With the bulk of survey season behind us, soon Maritz employees, managers and executives will be participating in the performance feedback sessions that will lay the road map for our next fiscal year.
This is an incredible learning and feedback opportunity for our organization. We have the chance to reflect on our successes and failures, our individual strengths and weaknesses, and lay the foundation for a better future. With that in mind, we’d like to impart some valuable insights that will help you make your feedback sessions more impactful.
The kernels of these suggestions come from Maritz Motivation and MHI Board Member John Schweig. In addition to serving on our board for eight years now, John led an organization of thousands as president of Grainger International and today chairs two other corporate boards.

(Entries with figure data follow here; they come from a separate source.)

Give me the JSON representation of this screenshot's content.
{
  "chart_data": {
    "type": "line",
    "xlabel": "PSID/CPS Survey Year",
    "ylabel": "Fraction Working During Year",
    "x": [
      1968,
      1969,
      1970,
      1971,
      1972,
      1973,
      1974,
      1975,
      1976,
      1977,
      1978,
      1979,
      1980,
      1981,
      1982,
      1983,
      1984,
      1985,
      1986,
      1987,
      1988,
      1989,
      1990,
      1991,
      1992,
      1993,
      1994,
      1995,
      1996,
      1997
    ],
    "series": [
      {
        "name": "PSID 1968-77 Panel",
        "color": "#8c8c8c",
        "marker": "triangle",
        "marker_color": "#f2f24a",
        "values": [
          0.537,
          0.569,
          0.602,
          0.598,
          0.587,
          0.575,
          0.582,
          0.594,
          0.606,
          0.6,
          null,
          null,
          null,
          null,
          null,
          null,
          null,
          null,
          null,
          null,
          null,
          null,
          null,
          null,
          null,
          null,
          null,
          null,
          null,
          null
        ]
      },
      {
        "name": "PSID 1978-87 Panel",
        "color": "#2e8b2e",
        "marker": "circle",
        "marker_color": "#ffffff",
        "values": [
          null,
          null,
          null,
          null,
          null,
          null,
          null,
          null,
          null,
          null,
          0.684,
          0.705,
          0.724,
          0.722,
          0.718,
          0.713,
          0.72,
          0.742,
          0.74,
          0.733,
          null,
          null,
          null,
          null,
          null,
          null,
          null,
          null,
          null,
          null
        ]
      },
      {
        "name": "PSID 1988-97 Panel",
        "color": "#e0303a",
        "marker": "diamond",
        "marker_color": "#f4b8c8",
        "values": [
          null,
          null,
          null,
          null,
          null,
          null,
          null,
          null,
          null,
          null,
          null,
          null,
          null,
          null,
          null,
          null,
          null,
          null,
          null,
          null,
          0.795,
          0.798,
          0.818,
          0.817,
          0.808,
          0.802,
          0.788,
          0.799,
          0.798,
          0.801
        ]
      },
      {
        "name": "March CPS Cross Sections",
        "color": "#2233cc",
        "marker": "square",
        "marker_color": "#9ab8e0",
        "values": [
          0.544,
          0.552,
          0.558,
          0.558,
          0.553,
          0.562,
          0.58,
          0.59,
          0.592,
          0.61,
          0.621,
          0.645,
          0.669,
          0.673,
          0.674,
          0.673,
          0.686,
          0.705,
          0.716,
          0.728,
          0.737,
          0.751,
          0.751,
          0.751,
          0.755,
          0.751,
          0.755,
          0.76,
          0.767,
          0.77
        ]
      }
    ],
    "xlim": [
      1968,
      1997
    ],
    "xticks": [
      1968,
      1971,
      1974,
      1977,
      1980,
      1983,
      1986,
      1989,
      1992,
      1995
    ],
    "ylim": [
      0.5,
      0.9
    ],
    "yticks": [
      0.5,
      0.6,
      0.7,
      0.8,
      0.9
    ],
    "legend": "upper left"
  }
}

We hope you keep the following recommendations in mind as you enter your performance review sessions in the coming weeks.
1. Performance and Potential
Understand the difference between performance and potential. High performance employees stand out from their peers with work that delivers client value at a high standard of quality. Engaged employees with high potential have the ability to become high performers in the future, but may need additional support, training and development or just more time on the job to get to that point.
When you provide your feedback, be mindful of the critical distinctions between performance and potential. If your review criteria include a “meets expectations” marker anywhere on it, you’re rating performance. Most managers grade high potential employees — especially new hires — too highly on performance because they can see the possibilities in store for them. Don’t praise high potentials for the things they’ve yet to accomplish. Similarly, don’t underrate those who may have reached the limit of their potential but are performing very well in their current roles.
2. Results and Behaviors
Be explicit about whether performance refers to results, behaviors or both. A great attitude can go a long way towards boosting team morale and aligning everyone on a common goal, but that doesn’t always translate to positive KPIs. Similarly, some people get great results leaving chaos in their wake.
You can help your employees grow by being clear about both their results and their behaviors, praising areas where they excel and coaching them where they have room to improve.
3. Manager know thyself
We all have our blind spots when it comes to performance reviews, and these can compound for managers who don’t have just themselves to rate, but teams with several employees. It’s all too common for managers to dismiss their own shortcomings in their employees and rate employees with their own strengths too highly.
Resist the temptation to be more forgiving of your flaws and more favorable to your positive attributes, especially when it concerns the performance of others. A clear-eyed evaluation of your strengths and weaknesses conducted in good faith will set you — and your team — up for the best outcomes in the year to come.
4. Intelligence and Performance
Our clients pay us in part for our market wisdom and our ability to draw insights that drive client results. Employees with that kind of knowledge and skill have the potential to go far in their careers and deserve our praise. Beware, however, that book smarts (or being articulate) isn’t the same thing. Similar to our last insight, particularly intelligent managers invariably favor smart and articulate employees in their evaluations.
5. Recency bias
Managers can often overreact to a recent dip despite years of solid performance (often a sign of the market/segment/client, or a personal issue). Conversely, some will overlook poor recent performance based on an employee’s past history of positive outcomes. In general, most of us have an easier time remembering things that happened recently and will characterize potential future outcomes based on our impressions of those events — even if there’s plenty of evidence in the past to contradict it.
So while best practices in feedback sessions call for providing recent examples, be mindful of the employee’s performance over time.
6. Take the environment into consideration
A decline in performance doesn’t always correlate with a decline in the ability and effort employees demonstrate. Sometimes the team is trying its hardest but outside factors aren’t allowing performance to shine as brightly as it should.
Are the products not quite right for the market? Are sellers ill-equipped to sell new products? Is a segment simply softening? Did we create an unrealistic goal to close the sales gap? Whose performance, if anyone’s, is really at issue? Be conscious of these environmental factors influence and interface with employee performance.